The situation has culminated in the worst ever start to a river campaign and now the alarm bells are being rung.

“Ten years ago, the Bristol Avon was up there in the top 10 of UK barbel rivers, but I’ve failed to catch a single fish so far this season despite fishing three times a week,” said 74-year-old Bathampton AA bailiff Richard Patrick.

“I’ve fished the river for over 50 years and the sport is what has kept me going since I recently lost my wife. Now I have to travel upriver to the Chippenham stretches in an attempt to find some fish. I doubt the fishing will return to normal in my lifetime,” he added.

Richard’s club is growing increasingly concerned with the rapidly emerging crisis, with the declining sport beginning to drive some of the members elsewhere.

“Otters have regularly been spotted on our stretches for the past three years. There appear to be very few medium-sized fish left.
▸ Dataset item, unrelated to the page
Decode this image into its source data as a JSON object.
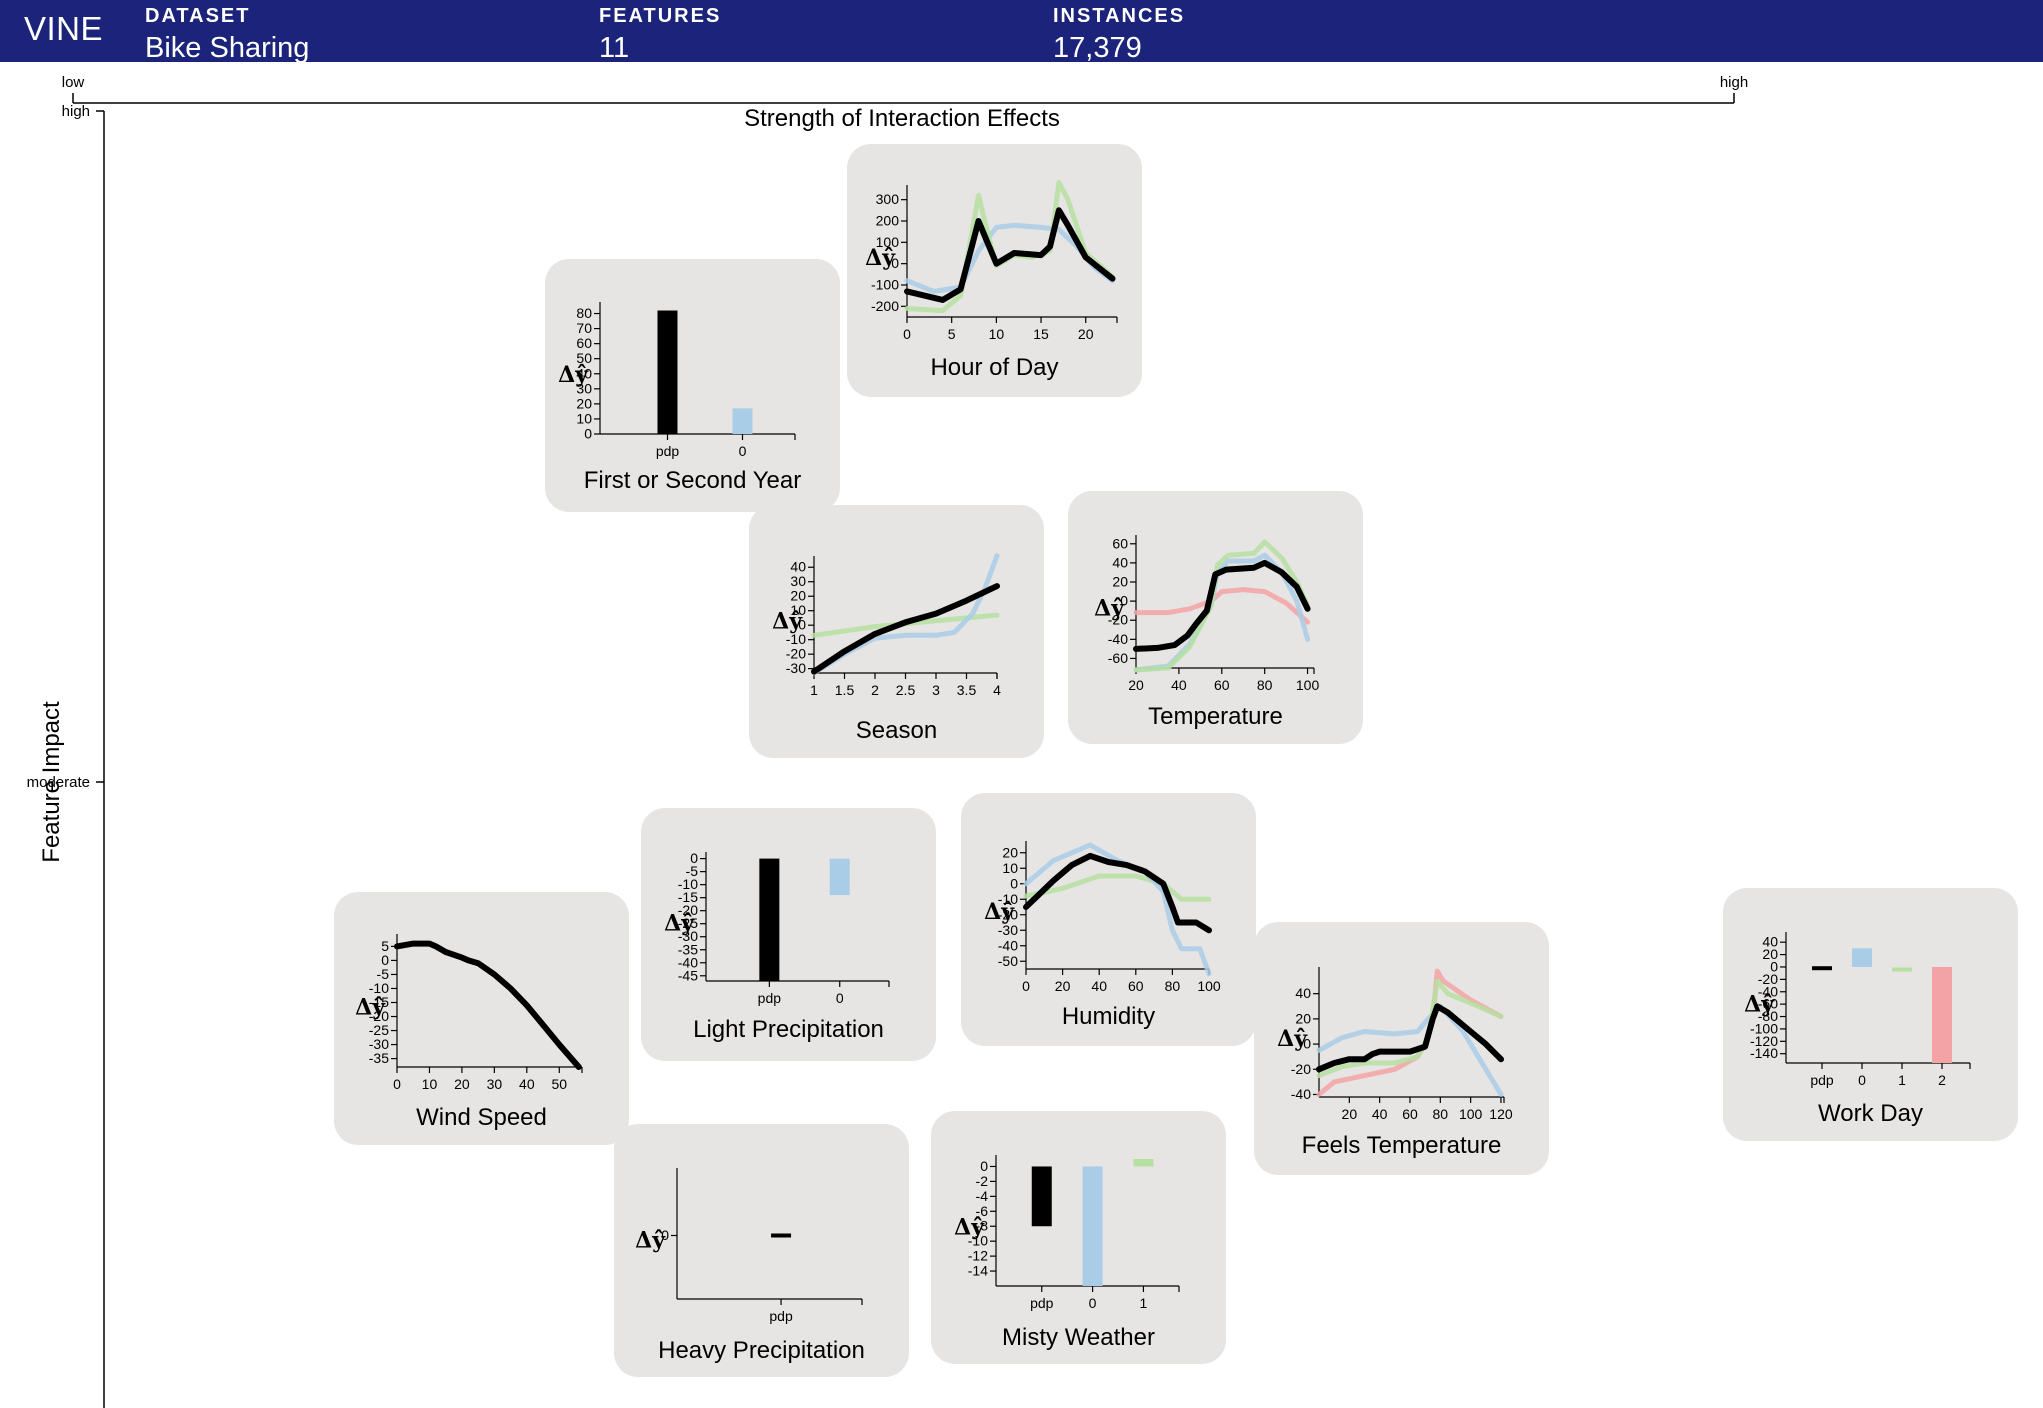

We’d like the EA to carry out fish surveys to pave the way for the restocking of some grown-on fish to replace all those we have lost,” said Bathampton secretary Dave Crooks.

Local tackle shop owners are also growing increasingly concerned about the decline in catches, and indeed anglers.

“I’ve never experienced such a poor start to a river season,” claimed keen angler Nick Davidson, owner of Keynsham Angling Centre.

“A decade ago, you could expect to catch anywhere between five and 10 barbel a night on the Avon. Now you’d be lucky to get one. The Agency needs to survey the river and prove it’s capable of supporting all these otters without having a detrimental impact on anglers’ sport,” he said.

And Colin Gittins, owner of Chippenham tackle shop Premier Angling, is equally worried.

“There are fewer anglers fishing, fewer barbel being caught and the frequent recapture of marked and scarred fish. We can’t be certain it’s because of otter predation, but it seems logical,” said Colin.